Because of this, the limiting factor in modern software delivery is no longer implementation speed. It is confidence. When I review AI-generated output, I am less concerned with whether the code compiles or whether tests pass, and far more concerned with whether the solution truly satisfies the requirements, handles edge cases correctly, and aligns with the long-term structure of the system.

If I cannot explain how a piece of code works, why it was designed a certain way, and what its failure modes are, then I am not comfortable deploying it. Speed without understanding is not progress; it is accumulated risk.

AI Is a Power Tool, Not a Substitute

The most useful way to think about AI is not as a replacement for engineers, but as a powerful tool that amplifies existing skills.

History gives us plenty of parallels. When cars replaced horses, transportation did not disappear. What changed were the skills required to operate safely and effectively at higher speeds. New rules, new professions, and new safety standards emerged alongside the technology.

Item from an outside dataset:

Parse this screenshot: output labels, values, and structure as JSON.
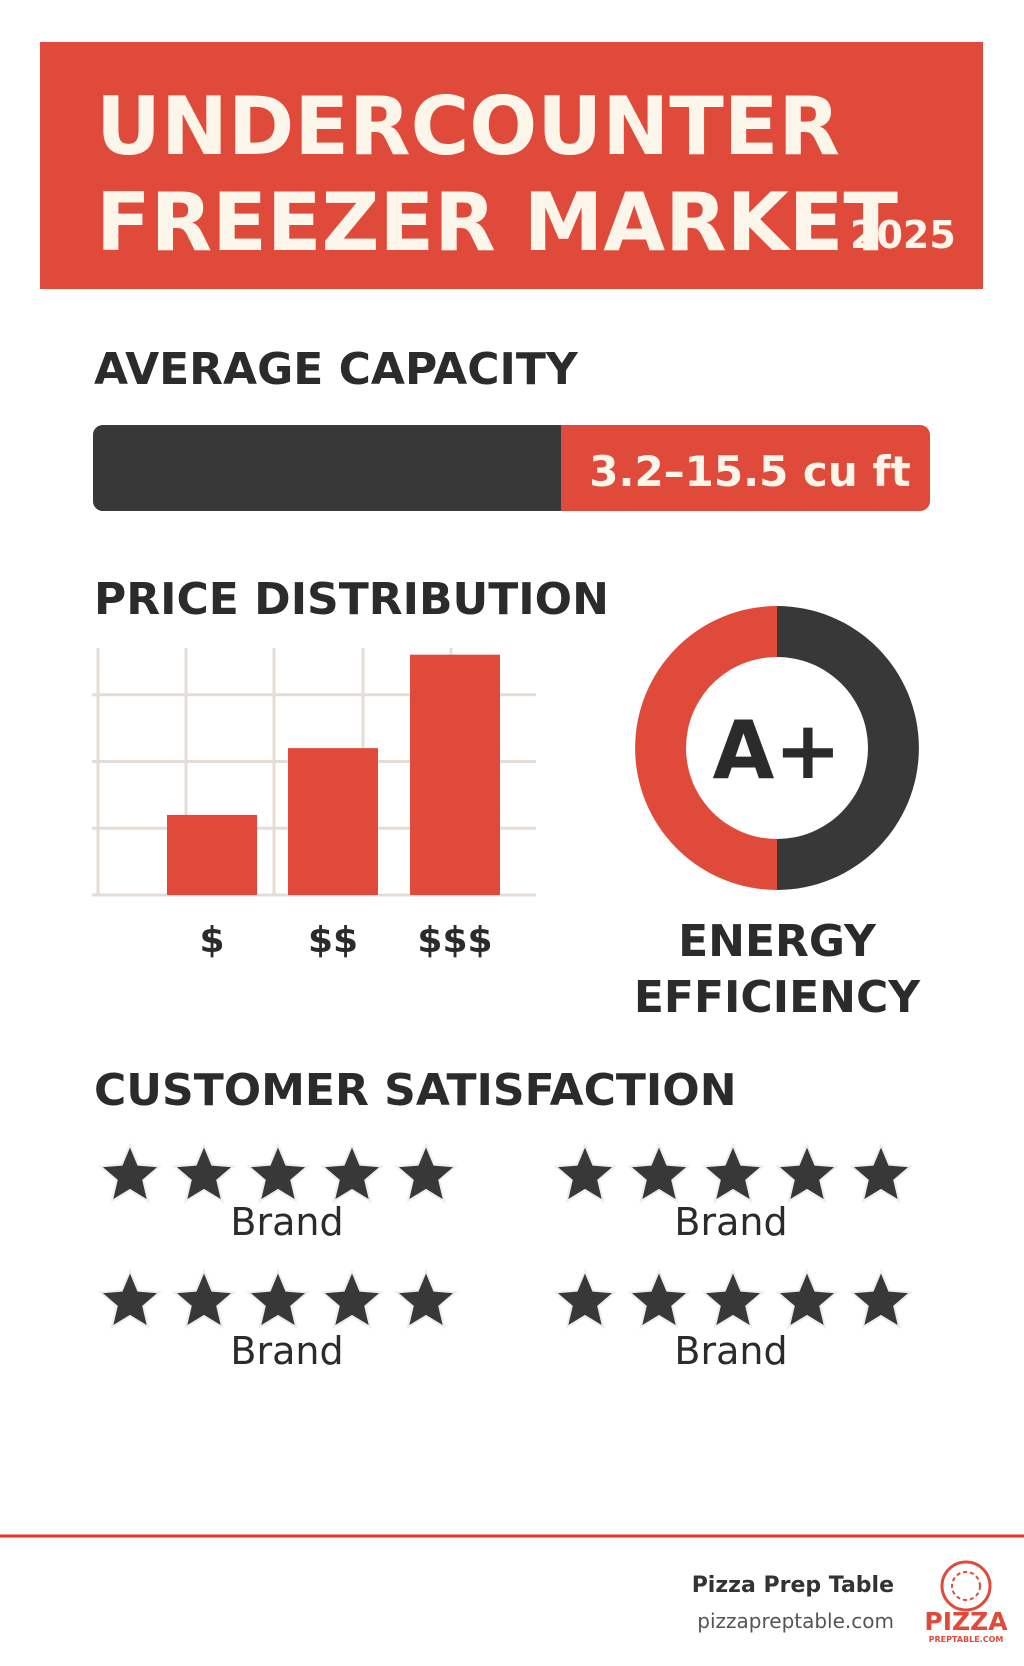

The same dynamic applies here.

AI dramatically increases the pace at which software can be produced, but it also raises the stakes of misunderstanding. This is why I consistently give the same advice to junior developers:  "Learn the fundamentals first. Then use AI to go faster."
Would you learn to drive a car using a Ferrari as your first car?

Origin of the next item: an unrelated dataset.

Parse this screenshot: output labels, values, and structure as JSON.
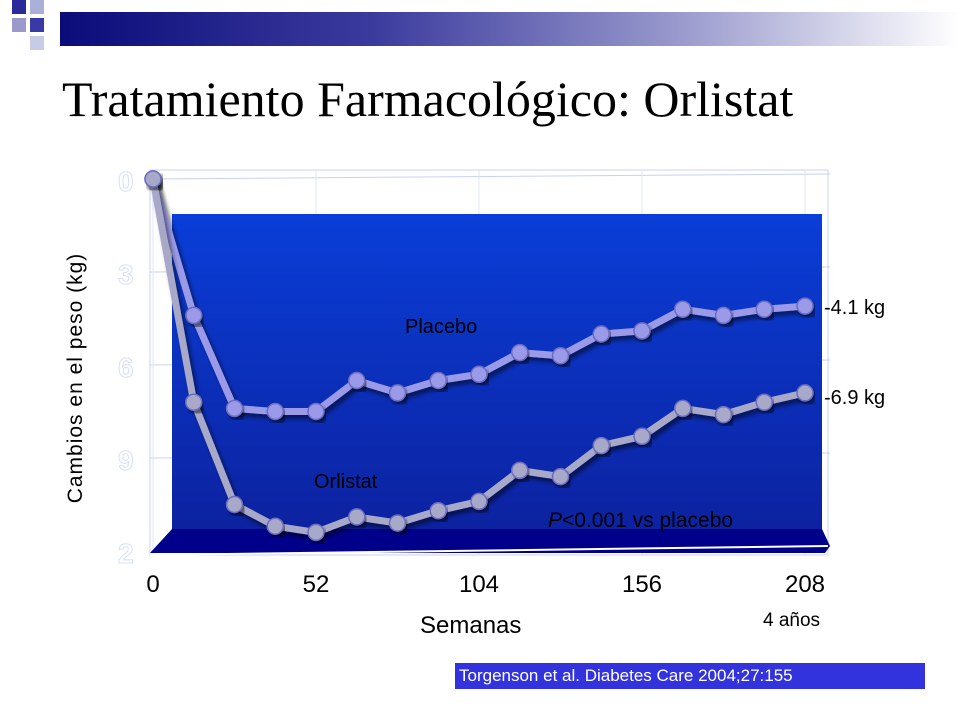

Without a solid understanding of how systems work, AI does not compensate for gaps in knowledge. It accelerates them. The result may look impressive at first glance, but it becomes fragile the moment something unexpected happens.

Understanding Is a Prerequisite for Shipping

Before AI, a lack of understanding often slowed developers down. Today, it allows mistakes to reach production much faster.

This is why I am strict about one rule: if I do not understand what the AI produced, I do not ship it. Not because AI is untrustworthy by default, but because responsibility cannot be delegated.

Shipping software you do not understand means surrendering control over its behavior, its evolution, and its failure modes. When something goes wrong (and eventually, something always does),  the cost of that lost understanding becomes painfully clear.

This principle is not new. Engineers have always known that systems become harder to maintain and debug when their creators no longer understand them. AI simply makes it possible to reach that state far more quickly.

Engineering Has Shifted Up a Level

What has disappeared is not engineering, but a specific interpretation of it.

The modern software engineer spends less time translating requirements into code and more time deciding what should exist, how it should behave, and whether the generated solution is acceptable to run in the real world. The focus has moved from execution to judgment, from implementation details to system behavior.

This shift mirrors changes we have seen in many other industries during periods of automation. The work does not vanish; it becomes more abstract, more conceptual, and more dependent on experience and reasoning.

In this sense, AI has not diminished the role of engineers. It has clarified it.

Why This Matters Beyond Engineering Teams

This transformation is not only relevant to developers. For non-technical roles within a software company, it is important to understand that while AI can dramatically increase speed, it does not eliminate risk.

Organizations that succeed will not be the ones that generate the most code the fastest, but the ones that combine AI-driven acceleration with strong human oversight. The competitive advantage will come from decision quality, not output volume.

AI can produce solutions. Only humans can decide whether those solutions are acceptable.

Closing Thoughts

Software development as we once knew it is fading away, but software engineering is not. It is evolving into a discipline that demands less typing and more thinking, less execution and more accountability.

AI has not removed humans from the loop. It has made the loop itself the most important part of the system.

The future belongs to those who can adapt to this shift, embrace new tools without surrendering understanding, and move faster without losing control.

And that, ultimately, is what engineering has always been about.